This may sound more like ranting than anything else, but stay with me for a moment. There is a word floating around the industry, that I think takes advantage of anglers more than anything else. This particular word would be “Advanced.” You see it all the time: Advanced Nymphing Clinic, or Advanced Dry Fly Fishing; the list goes on & on. Well, the truth is that in 25 years of guiding I have never seen a fish eat a nymph, dry fly, streamer, indicator or anything else in an ‘advanced’ method! With that in mind, how would you know anyway? Do the trout go through some sort of advanced feeding technique when they are juveniles? No! If you pay attention to your surroundings and conditions, make a decent cast and a good drift, you are so far into the ball game it’s not even funny! Location, presentation, & fly are numbers 2, 3, & 4 on the list of things you need to be proficient at in order to get in the game. Number one is simply paying attention.

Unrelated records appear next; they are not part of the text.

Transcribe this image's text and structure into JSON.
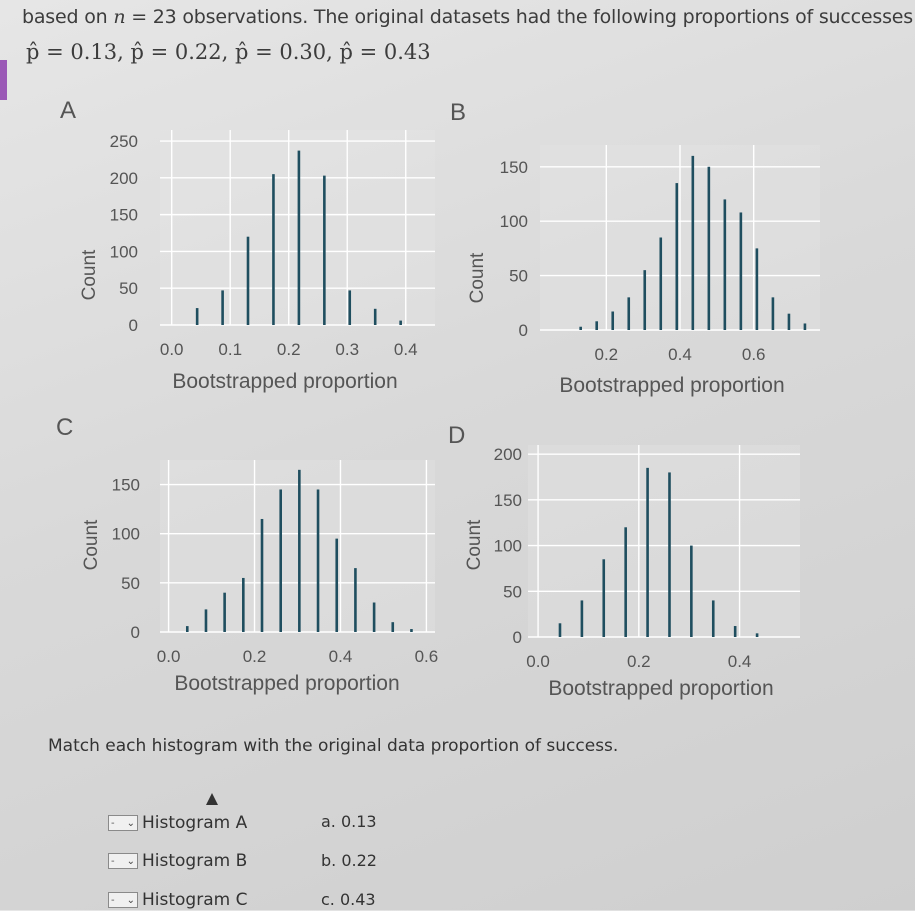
{
  "header": {
    "line1_pre": "based on ",
    "line1_n": "n",
    "line1_eq": " = 23",
    "line1_post": " observations. The original datasets had the following proportions of successes:",
    "line2": "p̂ = 0.13, p̂ = 0.22, p̂ = 0.30, p̂ = 0.43"
  },
  "chart_data": [
    {
      "panel": "A",
      "type": "bar",
      "xlabel": "Bootstrapped proportion",
      "ylabel": "Count",
      "xlim": [
        -0.02,
        0.45
      ],
      "ylim": [
        0,
        265
      ],
      "xticks": [
        "0.0",
        "0.1",
        "0.2",
        "0.3",
        "0.4"
      ],
      "yticks": [
        "250",
        "200",
        "150",
        "100",
        "50",
        "0"
      ],
      "x": [
        0.0435,
        0.087,
        0.1304,
        0.1739,
        0.2174,
        0.2609,
        0.3043,
        0.3478,
        0.3913
      ],
      "values": [
        23,
        47,
        120,
        205,
        237,
        203,
        47,
        22,
        6
      ],
      "color": "#1f4e5f"
    },
    {
      "panel": "B",
      "type": "bar",
      "xlabel": "Bootstrapped proportion",
      "ylabel": "Count",
      "xlim": [
        0.02,
        0.78
      ],
      "ylim": [
        0,
        170
      ],
      "xticks": [
        "0.2",
        "0.4",
        "0.6"
      ],
      "yticks": [
        "150",
        "100",
        "50",
        "0"
      ],
      "x": [
        0.1304,
        0.1739,
        0.2174,
        0.2609,
        0.3043,
        0.3478,
        0.3913,
        0.4348,
        0.4783,
        0.5217,
        0.5652,
        0.6087,
        0.6522,
        0.6957,
        0.7391
      ],
      "values": [
        3,
        8,
        17,
        30,
        55,
        85,
        135,
        160,
        150,
        120,
        108,
        75,
        30,
        15,
        6
      ],
      "color": "#1f4e5f"
    },
    {
      "panel": "C",
      "type": "bar",
      "xlabel": "Bootstrapped proportion",
      "ylabel": "Count",
      "xlim": [
        -0.02,
        0.62
      ],
      "ylim": [
        0,
        175
      ],
      "xticks": [
        "0.0",
        "0.2",
        "0.4",
        "0.6"
      ],
      "yticks": [
        "150",
        "100",
        "50",
        "0"
      ],
      "x": [
        0.0435,
        0.087,
        0.1304,
        0.1739,
        0.2174,
        0.2609,
        0.3043,
        0.3478,
        0.3913,
        0.4348,
        0.4783,
        0.5217,
        0.5652
      ],
      "values": [
        6,
        23,
        40,
        55,
        115,
        145,
        165,
        145,
        95,
        65,
        30,
        10,
        3
      ],
      "color": "#1f4e5f"
    },
    {
      "panel": "D",
      "type": "bar",
      "xlabel": "Bootstrapped proportion",
      "ylabel": "Count",
      "xlim": [
        -0.02,
        0.52
      ],
      "ylim": [
        0,
        210
      ],
      "xticks": [
        "0.0",
        "0.2",
        "0.4"
      ],
      "yticks": [
        "200",
        "150",
        "100",
        "50",
        "0"
      ],
      "x": [
        0.0435,
        0.087,
        0.1304,
        0.1739,
        0.2174,
        0.2609,
        0.3043,
        0.3478,
        0.3913,
        0.4348
      ],
      "values": [
        15,
        40,
        85,
        120,
        185,
        180,
        100,
        40,
        12,
        4
      ],
      "color": "#1f4e5f"
    }
  ],
  "question": "Match each histogram with the original data proportion of success.",
  "matches": [
    {
      "dropdown_value": "-",
      "label": "Histogram A"
    },
    {
      "dropdown_value": "-",
      "label": "Histogram B"
    },
    {
      "dropdown_value": "-",
      "label": "Histogram C"
    }
  ],
  "options": [
    "a. 0.13",
    "b. 0.22",
    "c. 0.43"
  ]
}
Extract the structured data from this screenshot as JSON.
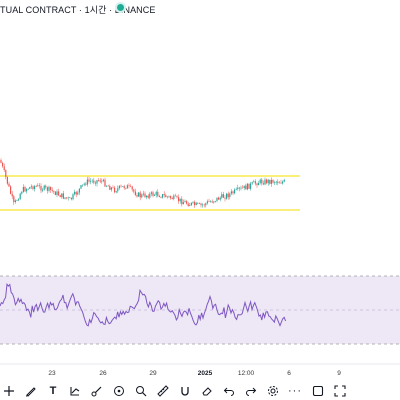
{
  "header": {
    "symbol_title": "TUAL CONTRACT · 1시간 · BINANCE",
    "status_color": "#22ab94"
  },
  "price_chart": {
    "type": "candlestick",
    "channel_color": "#f5e52a",
    "up_color": "#26a69a",
    "down_color": "#ef5350"
  },
  "rsi_panel": {
    "line_color": "#7e57c2",
    "band_fill": "#ede7f6"
  },
  "x_axis": {
    "ticks": [
      "23",
      "26",
      "29",
      "2025",
      "12:00",
      "6",
      "9"
    ]
  },
  "toolbar": {
    "icons": [
      "crosshair-icon",
      "pen-icon",
      "text-icon",
      "fork-icon",
      "brush-icon",
      "ruler-icon",
      "zoom-icon",
      "measure-icon",
      "magnet-icon",
      "eraser-icon",
      "undo-icon",
      "redo-icon",
      "more-icon",
      "square-icon",
      "fullscreen-icon"
    ]
  }
}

I fished with another guide today, on my day off (instead of mowing the lawn -go figure!), and we hooked a good number of fish swinging and a good number on the dry fly. When we got off the river another angler came up to us while we were unloading and asked what magic fly we had used to catch the fish he saw us hooking(we were fishing just above him). He said that he worked the same area for an hour and could not get any fish to grab. He mentioned he was thinking of taking a class in – that’s right- ‘advanced’ this or that (you fill in the blanks) from one of the area lodges to help improve his fishing. I remember watching him earlier that day, and he was a good caster, and good angler. I saw him hook a number of fish, but the guy had his boat set in the wrong spot. From where he was set up, there was no way he could have made decent drift over the fish, and they were not moving far to eat because they did not need to. The fish were in a back bay, and from where the angler was his fly was washing out before the fish had a chance to see it. So, even though he was getting it close enough for any other conditions, these fish only needed to move inches to get what was on the water. Had he set his boat up a little different the guy could’ve put his fly right on their heads while keeping his boat in the back bay, never having to worry about spooking the fish. NO ADVANCED TRAINING NEEDED HERE, and NO ADVANCED DRY FLY METHOD – just the simple matter of good ole’ Number 1…PAYING ATTENTION! Save your money right now, and maybe ask yourself if it is some refinement and practice that is needed. There is a lot to be said for experience, of course, but practice brings experience! Instead, put your money into fishing. You will get more from a one-on-one instructional guide trip (hint, hint) than any three day advanced clinic, and it will cost less!
With that said, the one thing that runs the gray line would be casting. Before you can learn to double haul, you need to learn the basics of casting. You need to learn to walk before you can run, right? The same applies here: there are a lot of steps to go through before you become a proficient caster. Are they steps or advanced? That is for you to decide. Someone will pay good money to go to some clinic to be taught how to feed their fly, indicator, and etc. 40 feet down river. They will then be told to come back to the ADVANCED class to learn the true advanced method of catching trout…only to learn how to add an extra mend and some feeding to get an extra 10 feet of drift! I am sure that this blog will come under great debate from some people. Some will ask why I don’t teach a class. Well, I do…but it is generally all first timers in the class or someone who wants to brush up. Since nobody is born with the knowledge of how to do this, they need to have some instruction, but that is where it stops. After that, it all falls on stream experience.